An email that has been published as part of an Epic Games v. Apple revealed that in 2015, 128 million iOS users installed 2,500+ infected apps were affected by the XcodeGhost malware.
The malware was placed inside an app that appeared to be official and at the time believed to be the biggest hack of iPhone users based on the number of people affected.
Of the 128 million users affected above, 18 million are from the US.
The malware is used to mine data from iOS users and Dale Bagwell, Apple’s iTunes customer experience manager, said that there were 203 million downloads of the 2500+ malware-laden apps.
Another Apple employee wrote in the email that China represented 55 percent of customers and 66 percent of downloads. A large number (18 million subscribers) were affected in the US.

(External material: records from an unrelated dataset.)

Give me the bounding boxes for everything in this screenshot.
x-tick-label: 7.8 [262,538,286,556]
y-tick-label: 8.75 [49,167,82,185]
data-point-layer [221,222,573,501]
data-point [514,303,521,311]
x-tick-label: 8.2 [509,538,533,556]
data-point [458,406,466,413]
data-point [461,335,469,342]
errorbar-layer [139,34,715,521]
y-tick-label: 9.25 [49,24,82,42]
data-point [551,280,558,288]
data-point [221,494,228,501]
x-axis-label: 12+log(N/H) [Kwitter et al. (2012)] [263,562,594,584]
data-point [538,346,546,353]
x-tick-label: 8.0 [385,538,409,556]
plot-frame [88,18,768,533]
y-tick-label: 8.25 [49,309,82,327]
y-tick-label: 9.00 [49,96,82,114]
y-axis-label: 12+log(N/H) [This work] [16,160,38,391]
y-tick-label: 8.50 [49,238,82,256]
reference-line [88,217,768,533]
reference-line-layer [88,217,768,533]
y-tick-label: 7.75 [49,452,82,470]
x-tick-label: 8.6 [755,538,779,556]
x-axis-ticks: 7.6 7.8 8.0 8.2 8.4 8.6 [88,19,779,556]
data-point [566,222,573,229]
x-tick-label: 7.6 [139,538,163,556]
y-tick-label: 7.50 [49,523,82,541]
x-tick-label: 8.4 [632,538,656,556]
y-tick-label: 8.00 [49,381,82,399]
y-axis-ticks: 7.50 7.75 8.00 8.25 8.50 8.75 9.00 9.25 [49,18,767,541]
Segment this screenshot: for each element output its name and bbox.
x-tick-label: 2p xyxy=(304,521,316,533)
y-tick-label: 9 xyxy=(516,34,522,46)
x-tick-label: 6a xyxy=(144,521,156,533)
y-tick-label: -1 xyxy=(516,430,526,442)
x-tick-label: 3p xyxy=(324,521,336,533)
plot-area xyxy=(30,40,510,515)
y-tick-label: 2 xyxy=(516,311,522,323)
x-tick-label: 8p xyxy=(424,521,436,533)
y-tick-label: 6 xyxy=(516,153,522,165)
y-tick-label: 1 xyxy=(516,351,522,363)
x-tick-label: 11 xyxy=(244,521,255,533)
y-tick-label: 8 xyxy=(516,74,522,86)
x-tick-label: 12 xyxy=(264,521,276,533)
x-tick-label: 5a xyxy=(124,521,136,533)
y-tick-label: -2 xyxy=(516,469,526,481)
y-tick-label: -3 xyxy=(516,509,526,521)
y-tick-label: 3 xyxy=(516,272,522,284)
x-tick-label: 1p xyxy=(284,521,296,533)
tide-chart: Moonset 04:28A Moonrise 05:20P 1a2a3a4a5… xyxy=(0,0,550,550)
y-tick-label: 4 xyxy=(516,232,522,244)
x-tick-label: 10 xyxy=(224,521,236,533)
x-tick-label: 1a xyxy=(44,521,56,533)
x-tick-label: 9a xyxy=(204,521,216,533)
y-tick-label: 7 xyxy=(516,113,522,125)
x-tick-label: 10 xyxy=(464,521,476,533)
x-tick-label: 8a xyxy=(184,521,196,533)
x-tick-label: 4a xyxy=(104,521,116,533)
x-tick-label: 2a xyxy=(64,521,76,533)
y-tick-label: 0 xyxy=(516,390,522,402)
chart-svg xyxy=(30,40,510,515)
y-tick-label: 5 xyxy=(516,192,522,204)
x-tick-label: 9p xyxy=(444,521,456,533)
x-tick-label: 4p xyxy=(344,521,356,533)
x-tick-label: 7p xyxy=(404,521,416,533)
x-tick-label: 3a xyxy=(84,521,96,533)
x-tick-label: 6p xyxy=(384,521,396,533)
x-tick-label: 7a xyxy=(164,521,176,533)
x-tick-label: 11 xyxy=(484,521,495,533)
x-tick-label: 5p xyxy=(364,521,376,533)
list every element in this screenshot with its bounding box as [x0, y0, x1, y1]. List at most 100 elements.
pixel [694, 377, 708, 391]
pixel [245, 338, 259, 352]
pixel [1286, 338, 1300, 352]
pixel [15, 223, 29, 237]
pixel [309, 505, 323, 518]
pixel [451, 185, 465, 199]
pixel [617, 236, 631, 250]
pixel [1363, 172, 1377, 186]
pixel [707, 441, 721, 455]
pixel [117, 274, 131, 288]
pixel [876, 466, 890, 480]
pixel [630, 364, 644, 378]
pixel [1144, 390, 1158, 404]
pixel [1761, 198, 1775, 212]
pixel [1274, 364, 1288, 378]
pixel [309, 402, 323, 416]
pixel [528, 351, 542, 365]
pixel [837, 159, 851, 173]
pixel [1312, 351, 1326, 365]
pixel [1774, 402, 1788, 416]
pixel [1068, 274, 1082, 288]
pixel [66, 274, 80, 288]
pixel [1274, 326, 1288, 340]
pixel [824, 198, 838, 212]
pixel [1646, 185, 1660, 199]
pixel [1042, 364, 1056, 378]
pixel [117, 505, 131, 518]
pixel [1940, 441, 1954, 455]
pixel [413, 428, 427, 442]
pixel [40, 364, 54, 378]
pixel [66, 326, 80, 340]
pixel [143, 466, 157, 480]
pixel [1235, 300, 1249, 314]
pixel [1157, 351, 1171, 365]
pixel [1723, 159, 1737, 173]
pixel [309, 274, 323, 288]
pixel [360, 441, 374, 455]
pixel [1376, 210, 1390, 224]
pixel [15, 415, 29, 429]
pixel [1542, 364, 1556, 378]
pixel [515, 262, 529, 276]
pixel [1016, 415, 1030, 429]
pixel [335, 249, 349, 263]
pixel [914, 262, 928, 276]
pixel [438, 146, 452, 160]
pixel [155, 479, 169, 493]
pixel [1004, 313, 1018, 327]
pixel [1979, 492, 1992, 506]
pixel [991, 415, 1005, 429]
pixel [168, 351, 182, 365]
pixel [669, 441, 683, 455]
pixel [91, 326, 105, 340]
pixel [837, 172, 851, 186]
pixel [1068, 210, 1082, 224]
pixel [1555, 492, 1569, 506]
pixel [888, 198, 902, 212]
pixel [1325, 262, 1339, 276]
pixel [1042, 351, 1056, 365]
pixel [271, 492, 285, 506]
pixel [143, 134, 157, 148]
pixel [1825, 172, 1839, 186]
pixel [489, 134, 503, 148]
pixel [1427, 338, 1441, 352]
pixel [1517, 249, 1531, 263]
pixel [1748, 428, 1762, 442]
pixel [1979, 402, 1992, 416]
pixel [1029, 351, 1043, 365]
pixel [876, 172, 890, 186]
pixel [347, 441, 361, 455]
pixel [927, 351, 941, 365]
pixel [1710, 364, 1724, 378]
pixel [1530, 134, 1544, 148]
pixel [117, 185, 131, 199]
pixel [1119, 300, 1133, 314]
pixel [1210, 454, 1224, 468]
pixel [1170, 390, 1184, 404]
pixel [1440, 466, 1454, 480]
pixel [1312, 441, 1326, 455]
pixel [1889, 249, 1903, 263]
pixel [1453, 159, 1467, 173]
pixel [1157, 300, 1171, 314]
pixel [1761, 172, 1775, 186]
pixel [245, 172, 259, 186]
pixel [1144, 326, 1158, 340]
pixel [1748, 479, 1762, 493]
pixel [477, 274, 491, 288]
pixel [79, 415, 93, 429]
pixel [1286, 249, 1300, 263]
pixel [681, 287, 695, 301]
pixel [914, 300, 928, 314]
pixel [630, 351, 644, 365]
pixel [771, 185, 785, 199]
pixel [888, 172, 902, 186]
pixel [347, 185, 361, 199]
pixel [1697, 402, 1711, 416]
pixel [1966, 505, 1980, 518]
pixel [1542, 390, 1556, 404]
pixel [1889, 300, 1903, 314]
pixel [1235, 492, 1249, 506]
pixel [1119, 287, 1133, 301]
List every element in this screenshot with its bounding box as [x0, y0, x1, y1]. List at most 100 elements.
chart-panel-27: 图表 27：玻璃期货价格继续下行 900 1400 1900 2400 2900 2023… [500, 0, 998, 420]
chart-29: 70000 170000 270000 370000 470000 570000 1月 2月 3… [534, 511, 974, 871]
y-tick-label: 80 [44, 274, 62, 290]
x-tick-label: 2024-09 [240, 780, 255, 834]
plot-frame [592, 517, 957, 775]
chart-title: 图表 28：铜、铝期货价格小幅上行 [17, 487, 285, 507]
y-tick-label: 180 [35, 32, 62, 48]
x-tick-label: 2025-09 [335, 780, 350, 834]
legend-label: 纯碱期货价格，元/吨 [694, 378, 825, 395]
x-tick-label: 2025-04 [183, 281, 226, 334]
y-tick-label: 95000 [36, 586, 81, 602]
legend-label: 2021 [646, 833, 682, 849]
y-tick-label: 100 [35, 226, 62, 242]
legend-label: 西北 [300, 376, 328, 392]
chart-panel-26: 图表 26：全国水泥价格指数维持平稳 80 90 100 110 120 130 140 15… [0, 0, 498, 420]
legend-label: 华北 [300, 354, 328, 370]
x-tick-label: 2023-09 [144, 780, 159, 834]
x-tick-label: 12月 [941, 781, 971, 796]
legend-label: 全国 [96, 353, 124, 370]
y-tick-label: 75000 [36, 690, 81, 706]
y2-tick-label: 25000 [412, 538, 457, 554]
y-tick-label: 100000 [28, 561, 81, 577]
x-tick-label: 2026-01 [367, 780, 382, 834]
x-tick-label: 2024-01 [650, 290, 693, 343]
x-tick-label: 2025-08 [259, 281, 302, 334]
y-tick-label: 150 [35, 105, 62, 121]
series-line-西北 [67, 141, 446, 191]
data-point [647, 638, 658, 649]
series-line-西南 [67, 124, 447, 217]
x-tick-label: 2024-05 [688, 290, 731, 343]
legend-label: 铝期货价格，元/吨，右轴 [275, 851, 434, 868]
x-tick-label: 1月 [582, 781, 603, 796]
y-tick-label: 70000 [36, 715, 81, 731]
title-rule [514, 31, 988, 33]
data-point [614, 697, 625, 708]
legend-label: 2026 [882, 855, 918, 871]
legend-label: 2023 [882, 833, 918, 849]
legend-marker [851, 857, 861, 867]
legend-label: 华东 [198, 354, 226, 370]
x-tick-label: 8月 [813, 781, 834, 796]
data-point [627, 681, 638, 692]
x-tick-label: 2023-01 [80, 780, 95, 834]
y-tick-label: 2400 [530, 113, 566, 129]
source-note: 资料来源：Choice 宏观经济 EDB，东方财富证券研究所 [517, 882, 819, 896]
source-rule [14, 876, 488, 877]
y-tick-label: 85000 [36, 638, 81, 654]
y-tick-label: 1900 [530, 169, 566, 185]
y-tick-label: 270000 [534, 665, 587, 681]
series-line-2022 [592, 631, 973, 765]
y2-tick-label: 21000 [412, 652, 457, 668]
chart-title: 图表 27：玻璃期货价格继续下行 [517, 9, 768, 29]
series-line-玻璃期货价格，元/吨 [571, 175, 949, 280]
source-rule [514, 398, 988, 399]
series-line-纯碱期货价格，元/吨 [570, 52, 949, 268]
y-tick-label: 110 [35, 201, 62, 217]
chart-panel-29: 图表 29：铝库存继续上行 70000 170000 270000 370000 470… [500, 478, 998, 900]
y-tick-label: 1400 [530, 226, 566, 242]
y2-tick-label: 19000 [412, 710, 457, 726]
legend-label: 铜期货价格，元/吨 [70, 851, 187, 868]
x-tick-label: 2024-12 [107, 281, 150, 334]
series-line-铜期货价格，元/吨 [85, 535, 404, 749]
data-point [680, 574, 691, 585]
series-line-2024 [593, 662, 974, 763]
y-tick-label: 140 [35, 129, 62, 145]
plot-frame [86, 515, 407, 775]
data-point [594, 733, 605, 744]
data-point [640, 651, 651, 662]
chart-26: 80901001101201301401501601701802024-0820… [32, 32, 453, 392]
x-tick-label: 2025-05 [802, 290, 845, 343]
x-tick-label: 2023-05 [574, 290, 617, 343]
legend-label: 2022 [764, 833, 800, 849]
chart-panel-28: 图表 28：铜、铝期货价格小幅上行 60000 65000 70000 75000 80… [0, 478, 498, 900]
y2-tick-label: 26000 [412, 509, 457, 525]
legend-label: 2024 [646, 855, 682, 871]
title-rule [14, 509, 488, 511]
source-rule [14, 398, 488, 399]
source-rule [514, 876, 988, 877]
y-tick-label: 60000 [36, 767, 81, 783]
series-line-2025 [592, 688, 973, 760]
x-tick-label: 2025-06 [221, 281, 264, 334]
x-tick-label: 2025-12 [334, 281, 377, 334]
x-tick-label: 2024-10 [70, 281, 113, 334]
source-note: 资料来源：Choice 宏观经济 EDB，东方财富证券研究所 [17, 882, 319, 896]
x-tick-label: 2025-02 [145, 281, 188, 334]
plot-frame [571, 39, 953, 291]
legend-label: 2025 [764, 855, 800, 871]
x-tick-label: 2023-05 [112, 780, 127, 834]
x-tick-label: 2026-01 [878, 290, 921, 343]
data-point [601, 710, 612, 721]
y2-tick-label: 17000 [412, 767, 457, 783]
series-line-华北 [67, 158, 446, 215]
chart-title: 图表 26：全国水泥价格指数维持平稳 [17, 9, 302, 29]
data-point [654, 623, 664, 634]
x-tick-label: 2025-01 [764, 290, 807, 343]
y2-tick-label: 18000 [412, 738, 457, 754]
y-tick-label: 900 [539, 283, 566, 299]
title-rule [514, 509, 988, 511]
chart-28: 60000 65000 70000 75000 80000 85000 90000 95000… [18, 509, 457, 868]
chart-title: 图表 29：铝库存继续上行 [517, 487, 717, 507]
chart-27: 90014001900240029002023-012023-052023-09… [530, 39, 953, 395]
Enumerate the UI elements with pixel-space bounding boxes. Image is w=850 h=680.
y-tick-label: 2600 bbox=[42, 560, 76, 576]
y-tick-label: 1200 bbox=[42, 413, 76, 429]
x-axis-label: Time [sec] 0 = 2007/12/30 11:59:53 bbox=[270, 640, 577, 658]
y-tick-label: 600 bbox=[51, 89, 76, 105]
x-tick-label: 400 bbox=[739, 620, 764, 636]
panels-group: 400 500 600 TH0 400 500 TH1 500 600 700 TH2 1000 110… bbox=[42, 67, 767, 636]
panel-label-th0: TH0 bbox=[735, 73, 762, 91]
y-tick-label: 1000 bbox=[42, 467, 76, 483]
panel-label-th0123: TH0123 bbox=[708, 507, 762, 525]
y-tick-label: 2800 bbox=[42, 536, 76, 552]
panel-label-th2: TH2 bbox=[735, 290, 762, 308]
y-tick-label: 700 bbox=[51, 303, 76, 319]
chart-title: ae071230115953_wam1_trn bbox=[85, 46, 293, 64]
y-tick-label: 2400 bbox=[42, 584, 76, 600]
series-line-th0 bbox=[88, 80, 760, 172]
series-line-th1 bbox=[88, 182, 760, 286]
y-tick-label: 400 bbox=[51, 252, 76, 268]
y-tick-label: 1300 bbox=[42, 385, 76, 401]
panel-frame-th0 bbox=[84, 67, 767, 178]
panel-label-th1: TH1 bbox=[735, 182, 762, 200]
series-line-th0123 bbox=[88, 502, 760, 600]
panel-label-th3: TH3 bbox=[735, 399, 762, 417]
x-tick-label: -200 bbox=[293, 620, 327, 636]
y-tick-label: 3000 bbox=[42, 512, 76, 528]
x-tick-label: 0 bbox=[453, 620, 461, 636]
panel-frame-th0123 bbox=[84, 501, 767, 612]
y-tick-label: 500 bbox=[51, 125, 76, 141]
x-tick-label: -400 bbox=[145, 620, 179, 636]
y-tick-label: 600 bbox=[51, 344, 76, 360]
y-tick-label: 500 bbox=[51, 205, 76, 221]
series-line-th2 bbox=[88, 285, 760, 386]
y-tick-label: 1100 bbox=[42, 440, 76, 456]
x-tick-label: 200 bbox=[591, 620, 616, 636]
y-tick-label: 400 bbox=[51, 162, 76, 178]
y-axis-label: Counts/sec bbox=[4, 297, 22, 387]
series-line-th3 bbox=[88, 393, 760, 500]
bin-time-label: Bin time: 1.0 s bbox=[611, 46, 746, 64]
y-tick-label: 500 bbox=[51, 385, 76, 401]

The malware is supposed to be able to retrieve personal information from victims including the name of the infected application, device name and type, network information, and more.
“We are not aware that personally identifiable customer data is affected and the code also does not have the ability to request customer credentials to obtain iCloud and other service passwords,” Apple wrote on its website.
The malicious code can provide only some general information such as general application and system information.
Another email indicated that Apple was trying to figure out the importance of the hack, and how it would inform victims about it.
Matt Fischer, Apple’s vice president for the App Store, wondered if Apple wanted to email all of its customers who were affected by the hack.
“Note that this will pose some challenges in terms of localization of the email language because the download of this application takes place in various App Store storefronts around the world,” Fischer wrote.
Bagwell replied that telling all potential victims could be problematic, and emailing each victim could take some time.
While Apple said it would notify every victim of hacking, that is apparently not the case.
“We are working with developers to return the affected applications to the App Store as quickly as possible for customers to enjoy,” Apple said on its official website.
“The XcodeGhost creators repackaged the Xcode installer with malicious code and published links to the installer on many popular forums for iOS / OS X developers,” security firm Lookout.
Lookout explains that the developer is interested in downloading this tampered version of Xcode because it will download much faster in China than the official version of Xcode from Apple’s Mac App Store.
Some of the applications containing the XcodeGhost malware included popular titles at the time such as WeChat, and Angry Birds 2. The Chinese version.
Although the malware affects a large number of users, the malware itself is not considered sophisticated or dangerous.